Speaking in Stockholm, Sweden at the ‘Stockholm+50’ recently the President asked fellow United Nations (UN) member states to be considerate to the Convention on International Trade in Endangered Species (CITES) member states Namibia, South Africa, Zimbabwe and Botswana in seeking to sell their ivory
“As a country with the largest herd of African elephants, CITES is a major avenue for addressing conservation, community management and sustainability in wildlife issues in keeping with the Principles and Recommendations of the Declaration,” Botswana President said.
He said Botswana’s “huge” elephant population poses a human-animal conflict challenge for which the country needs help in addressing.
“It is, therefore, my sincere hope that you will be considerate to our cause in seeking to sell our ivory stockpiles.”
President Masisi’s speech came at the back of a just ended elephant conference in Zimbabwe where again the Convention turned down the request by the four countries to sell their ivory stockpile. Zimbabwe had already threatened to quit the Convention in the lead up to the summit citing external interference on its sovereignty.
Zimbabwe sought international support to be allowed to sell its stockpile of seized ivory, saying the $600 million it expects to earn from the sale is urgently needed for conservation purposes in relation to what they said was a rapidly growing elephant population that threatens to increase cases of human/wildlife conflict.
Prior to the summit officials from the Zimbabwe National Parks and Wildlife Management Authority showed ambassadors from European Union countries the stockpile of ivory tusks that they said have been seized from poachers, and that were collected from elephants died of natural causes.
Botswana also followed their neighbour in threatening to quit CITES following the summit. The Botswana government has however refused to share with this publication information on the size of its ivory stockpile.
Director of the Department of Wildlife and National Parks (DWNP) Botswana Dr. Kabelo Senyatso told the media recently that there was nothing stopping them from quitting.
He said the DWNP had been given a mandate by the government to withdraw from CITES if need be. The Director said they had since identified some other parties to the convention who are willing to leave CITES.
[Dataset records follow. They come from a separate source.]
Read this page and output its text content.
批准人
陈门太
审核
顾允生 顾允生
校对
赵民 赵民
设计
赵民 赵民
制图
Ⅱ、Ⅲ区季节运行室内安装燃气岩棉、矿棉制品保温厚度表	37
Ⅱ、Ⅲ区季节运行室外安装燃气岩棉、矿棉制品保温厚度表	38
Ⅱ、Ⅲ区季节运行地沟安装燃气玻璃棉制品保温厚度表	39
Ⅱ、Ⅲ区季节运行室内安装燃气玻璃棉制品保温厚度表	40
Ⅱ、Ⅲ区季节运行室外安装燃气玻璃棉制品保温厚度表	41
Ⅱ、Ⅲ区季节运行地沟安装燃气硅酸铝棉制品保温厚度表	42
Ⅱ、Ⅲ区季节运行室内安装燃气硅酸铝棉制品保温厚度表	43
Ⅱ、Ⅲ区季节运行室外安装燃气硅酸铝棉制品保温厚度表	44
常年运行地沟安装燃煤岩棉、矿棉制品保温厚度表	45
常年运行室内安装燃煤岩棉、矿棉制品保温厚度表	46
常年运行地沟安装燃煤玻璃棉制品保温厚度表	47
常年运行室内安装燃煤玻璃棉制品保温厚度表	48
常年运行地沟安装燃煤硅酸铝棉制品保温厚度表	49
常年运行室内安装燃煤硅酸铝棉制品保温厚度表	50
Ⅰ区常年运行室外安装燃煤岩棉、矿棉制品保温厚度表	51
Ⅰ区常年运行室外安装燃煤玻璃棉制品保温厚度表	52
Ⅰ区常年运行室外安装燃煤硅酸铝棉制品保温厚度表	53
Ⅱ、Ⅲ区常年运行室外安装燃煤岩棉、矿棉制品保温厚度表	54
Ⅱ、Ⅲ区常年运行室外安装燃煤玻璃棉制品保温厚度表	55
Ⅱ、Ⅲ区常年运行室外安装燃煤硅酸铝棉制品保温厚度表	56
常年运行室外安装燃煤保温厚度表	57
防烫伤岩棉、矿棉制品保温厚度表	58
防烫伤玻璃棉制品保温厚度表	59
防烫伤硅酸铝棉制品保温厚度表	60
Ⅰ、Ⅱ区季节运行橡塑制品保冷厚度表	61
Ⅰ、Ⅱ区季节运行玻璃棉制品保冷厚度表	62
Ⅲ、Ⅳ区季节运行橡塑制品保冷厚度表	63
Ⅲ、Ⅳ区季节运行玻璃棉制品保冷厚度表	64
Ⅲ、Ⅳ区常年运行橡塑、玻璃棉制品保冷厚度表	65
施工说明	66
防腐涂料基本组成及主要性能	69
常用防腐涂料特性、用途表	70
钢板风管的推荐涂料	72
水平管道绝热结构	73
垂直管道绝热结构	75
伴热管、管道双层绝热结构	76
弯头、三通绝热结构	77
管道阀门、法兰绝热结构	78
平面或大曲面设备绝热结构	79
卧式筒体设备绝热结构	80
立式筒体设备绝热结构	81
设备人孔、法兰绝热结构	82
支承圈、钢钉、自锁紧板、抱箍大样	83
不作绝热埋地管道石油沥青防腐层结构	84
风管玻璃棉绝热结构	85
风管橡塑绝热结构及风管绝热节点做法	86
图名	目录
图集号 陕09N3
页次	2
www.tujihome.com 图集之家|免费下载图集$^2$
According to records, at continent level the population of elephants reduced from 508 325 (in 2006) to 415 428 (in 2015). The decline was attributed to a major decline in Eastern African elephant population which decreased by half over the same period. The comparatively small populations of West and Central Africa however observed growth over same period. Census results indicated that for Botswana, there was a significant increase in population over the same period. Elephant numbers are estimated through aerial surveys since 1980s.
Numbers have increased over the years with the expansion ranging from the north of the country (where they are mostly found) to the south of and to the west. There is also a significant transboundary movement between Botswana and neighboring states particularly Zimbabwe.